Un homme qui avait choisi de consacrer son temps libre au bénévolat pendant son arrêt maladie s’est vu réclamer 5 500 euros par la Caisse primaire d’assurance maladie. L’affaire, révélée par TF1 Info, rappelle que toute activité — même non rémunérée — peut remettre en cause le versement des prestations et entraîner des conséquences financières immédiates.
Ce qui s’est passé
En arrêt de travail, cet assuré a participé à des missions bénévoles. Quelques mois plus tard, la Sécurité sociale a estimé que ces activités étaient incompatibles avec l’état de santé déclaré et a demandé le remboursement des aides versées pendant la période concernée : 5 500 euros.
Le montant réclamé correspond aux indemnités journalières perçues. Selon l’organisme, si l’activité exercée (même gratuite) risque de retarder une guérison ou contredit le motif médical de l’arrêt, les allocations peuvent être considérées comme indûment versées.
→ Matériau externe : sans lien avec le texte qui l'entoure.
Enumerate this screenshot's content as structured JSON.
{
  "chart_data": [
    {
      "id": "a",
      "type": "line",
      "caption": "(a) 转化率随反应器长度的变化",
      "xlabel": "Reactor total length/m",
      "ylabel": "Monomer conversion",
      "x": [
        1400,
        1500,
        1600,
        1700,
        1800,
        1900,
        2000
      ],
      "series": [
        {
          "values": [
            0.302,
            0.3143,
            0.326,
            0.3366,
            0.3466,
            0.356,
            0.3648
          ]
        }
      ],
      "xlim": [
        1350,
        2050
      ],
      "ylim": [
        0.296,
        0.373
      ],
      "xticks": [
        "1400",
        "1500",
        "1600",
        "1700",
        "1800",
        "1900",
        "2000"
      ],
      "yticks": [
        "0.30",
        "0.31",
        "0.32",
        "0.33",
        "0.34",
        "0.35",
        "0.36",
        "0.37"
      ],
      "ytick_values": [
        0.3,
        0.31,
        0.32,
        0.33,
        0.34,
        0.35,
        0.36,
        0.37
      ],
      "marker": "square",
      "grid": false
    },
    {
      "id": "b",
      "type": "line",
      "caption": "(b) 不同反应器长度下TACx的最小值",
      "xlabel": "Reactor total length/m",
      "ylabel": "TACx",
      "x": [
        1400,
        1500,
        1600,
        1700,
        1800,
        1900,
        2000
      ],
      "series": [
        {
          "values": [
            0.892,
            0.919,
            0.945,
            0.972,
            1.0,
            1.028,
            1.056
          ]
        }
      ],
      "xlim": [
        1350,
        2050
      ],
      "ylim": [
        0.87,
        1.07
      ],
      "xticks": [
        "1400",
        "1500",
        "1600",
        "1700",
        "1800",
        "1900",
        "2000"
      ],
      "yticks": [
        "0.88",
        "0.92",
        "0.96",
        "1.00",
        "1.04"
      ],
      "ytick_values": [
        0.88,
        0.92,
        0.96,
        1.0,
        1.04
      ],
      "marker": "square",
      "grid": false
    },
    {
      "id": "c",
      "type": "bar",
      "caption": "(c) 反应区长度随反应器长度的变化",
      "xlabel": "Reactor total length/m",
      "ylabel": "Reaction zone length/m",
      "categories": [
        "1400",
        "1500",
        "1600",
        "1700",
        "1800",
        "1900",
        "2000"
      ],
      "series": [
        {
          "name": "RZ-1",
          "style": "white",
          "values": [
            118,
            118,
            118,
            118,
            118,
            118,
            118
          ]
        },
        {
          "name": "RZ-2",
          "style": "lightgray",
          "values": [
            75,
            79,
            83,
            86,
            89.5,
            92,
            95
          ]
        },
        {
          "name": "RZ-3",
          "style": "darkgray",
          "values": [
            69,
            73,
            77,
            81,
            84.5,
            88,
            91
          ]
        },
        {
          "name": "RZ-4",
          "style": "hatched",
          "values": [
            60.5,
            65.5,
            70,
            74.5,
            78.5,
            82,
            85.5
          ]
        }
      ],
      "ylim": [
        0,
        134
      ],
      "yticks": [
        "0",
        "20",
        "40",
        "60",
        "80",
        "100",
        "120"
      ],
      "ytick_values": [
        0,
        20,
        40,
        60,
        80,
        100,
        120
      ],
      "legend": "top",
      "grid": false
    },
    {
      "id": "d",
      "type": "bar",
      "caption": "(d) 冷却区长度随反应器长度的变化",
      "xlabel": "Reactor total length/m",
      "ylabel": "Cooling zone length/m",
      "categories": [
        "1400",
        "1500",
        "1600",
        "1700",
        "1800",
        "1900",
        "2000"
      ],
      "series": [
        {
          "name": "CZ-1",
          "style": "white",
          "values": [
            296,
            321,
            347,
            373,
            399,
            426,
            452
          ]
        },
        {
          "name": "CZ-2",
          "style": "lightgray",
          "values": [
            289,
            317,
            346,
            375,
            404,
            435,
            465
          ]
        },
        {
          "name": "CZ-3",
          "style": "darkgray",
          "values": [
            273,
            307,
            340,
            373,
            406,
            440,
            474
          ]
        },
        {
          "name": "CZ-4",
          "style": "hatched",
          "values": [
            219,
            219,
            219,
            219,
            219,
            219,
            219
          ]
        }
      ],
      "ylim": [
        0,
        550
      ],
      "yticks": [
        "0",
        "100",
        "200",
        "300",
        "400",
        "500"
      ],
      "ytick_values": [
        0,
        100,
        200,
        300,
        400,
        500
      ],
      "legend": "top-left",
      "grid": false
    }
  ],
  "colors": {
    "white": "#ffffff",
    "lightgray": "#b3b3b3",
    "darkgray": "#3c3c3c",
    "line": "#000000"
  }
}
Pourquoi cette décision peut surprendre
Beaucoup de personnes supposent que le bénévolat ne soulève pas de problème car il n’y a pas de salaire. Mais la logique administrative diffère : il s’agit de garantir que le salarié se consacre à son rétablissement.
Autrement dit, la compatibilité de toute activité avec l’arrêt repose moins sur la rémunération que sur l’impact sur la santé et la disponibilité du bénéficiaire.
Ce que prévoit la réglementation
Il n’existe pas de liste exhaustive d’activités autorisées ou interdites ; la situation est appréciée au cas par cas. Plusieurs éléments sont examinés par la caisse :
- Accord du médecin traitant sur la compatibilité de l’activité avec l’arrêt;
- Nature et intensité des tâches effectuées;
- Risques de gêner la guérison ou d’allonger la durée de l’arrêt;
- Respect éventuel des plages de sortie autorisées par le certificat médical.
Sans ces garanties, la caisse peut demander le remboursement intégral des sommes versées.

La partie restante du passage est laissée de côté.